Context Tiering by Access Gating. Define explicit tiers (global registry / project scope / agent ephemeral) and enforce them with access wrappers, not prompt instructions. Scope violations become initialization-time errors rather than runtime hallucinations.
Patterns to Skip
Prompt-as-State-Machine. Encoding agent state as natural language in the system prompt is brittle: descriptions get truncated at context limits, and models paraphrase state in ways that contradict the actual system state. Use explicit state variables alongside the prompt.
GitHub Issues as Execution State Store. Coupling the execution graph to GitHub API availability, rate limits, and latency is fragile. Use a local event bus or proper queue. GitHub labels are fine for human-readable status, not for programmatic state transitions.
Single-Number Aggregate Trust. Aggregate success rate across all task types conflates unrelated capabilities. Track categorical trust per task type. Aggregate trust starves capable-but-specialized agents whose overall numbers look mediocre.
Why None of Them Solve It
Each project is good at one thing. ruflo at adaptive routing. KARIMO at plan integrity and context isolation. llm-council at unbiased multi-model evaluation. The gap is not execution - it is structural.
None of the three addresses heterogeneous failure semantics across agent boundaries. When an agent returns an error, what does it mean? Did the model get it wrong? Was the context stale? Did the plan ask for something impossible? Did a downstream tool return a transient error? These require different recovery strategies: re-route, re-plan, escalate, retry. All three frameworks collapse them into a single failure signal and respond uniformly.

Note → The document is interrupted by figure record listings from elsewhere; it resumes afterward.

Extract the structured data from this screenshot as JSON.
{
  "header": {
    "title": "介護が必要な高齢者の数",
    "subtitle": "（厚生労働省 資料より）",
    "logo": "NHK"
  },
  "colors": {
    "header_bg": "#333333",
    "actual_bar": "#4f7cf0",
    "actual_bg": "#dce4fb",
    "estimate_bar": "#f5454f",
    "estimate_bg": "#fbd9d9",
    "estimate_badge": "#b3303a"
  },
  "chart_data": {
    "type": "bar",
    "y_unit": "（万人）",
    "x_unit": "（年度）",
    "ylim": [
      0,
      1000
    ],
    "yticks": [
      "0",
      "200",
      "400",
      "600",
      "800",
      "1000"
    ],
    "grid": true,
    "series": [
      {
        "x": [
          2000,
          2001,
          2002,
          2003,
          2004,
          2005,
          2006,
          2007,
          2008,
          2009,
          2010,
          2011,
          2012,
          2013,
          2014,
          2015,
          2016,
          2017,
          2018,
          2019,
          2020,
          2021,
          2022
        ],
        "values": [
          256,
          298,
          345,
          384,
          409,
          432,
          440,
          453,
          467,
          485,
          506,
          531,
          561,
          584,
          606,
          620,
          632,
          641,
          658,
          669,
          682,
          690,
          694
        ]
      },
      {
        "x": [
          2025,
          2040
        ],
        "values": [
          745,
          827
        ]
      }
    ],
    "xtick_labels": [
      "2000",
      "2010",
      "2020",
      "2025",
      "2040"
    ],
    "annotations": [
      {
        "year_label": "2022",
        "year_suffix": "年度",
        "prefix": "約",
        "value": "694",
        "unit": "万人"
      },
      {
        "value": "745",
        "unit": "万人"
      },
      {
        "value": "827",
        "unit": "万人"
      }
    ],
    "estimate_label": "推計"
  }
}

The missing primitive is structured failure taxonomy with routing-by-cause - a classification layer that parses failure mode from the agent’s output and dispatches to a handler specific to that class. This requires a typed failure schema each agent conforms to. None of the three defines such a schema, so recovery decisions are made on unstructured signals that are frequently misinterpreted.
Until failure semantics are structured and routable, orchestration frameworks will continue to recover correctly from easy failures and catastrophically from hard ones.
Citations
- ruflo source code: https://github.com/ruvnet/ruflo (MIT)
- KARIMO source code: https://github.com/opensesh/KARIMO (Apache-2.0)
- llm-council source code: https://github.com/karpathy/llm-council (MIT)
- Borda, J.-C. (1781). Mémoire sur les élections au scrutin. Histoire de l’Académie Royale des Sciences. (Original formulation of Borda count aggregation.)
- Crandall, J. W., & Goodrich, M. A. (2005). Learning to compete, compromise, and cooperate in repeated general-sum games. ICML 2005. (Background on multi-agent trust and COIN-style behavioral adaptation.)
- Stiennon, N. et al. (2020). Learning to summarize from human feedback. NeurIPS 2020. (Documents self-preference bias in model evaluation, motivating anonymization approaches.)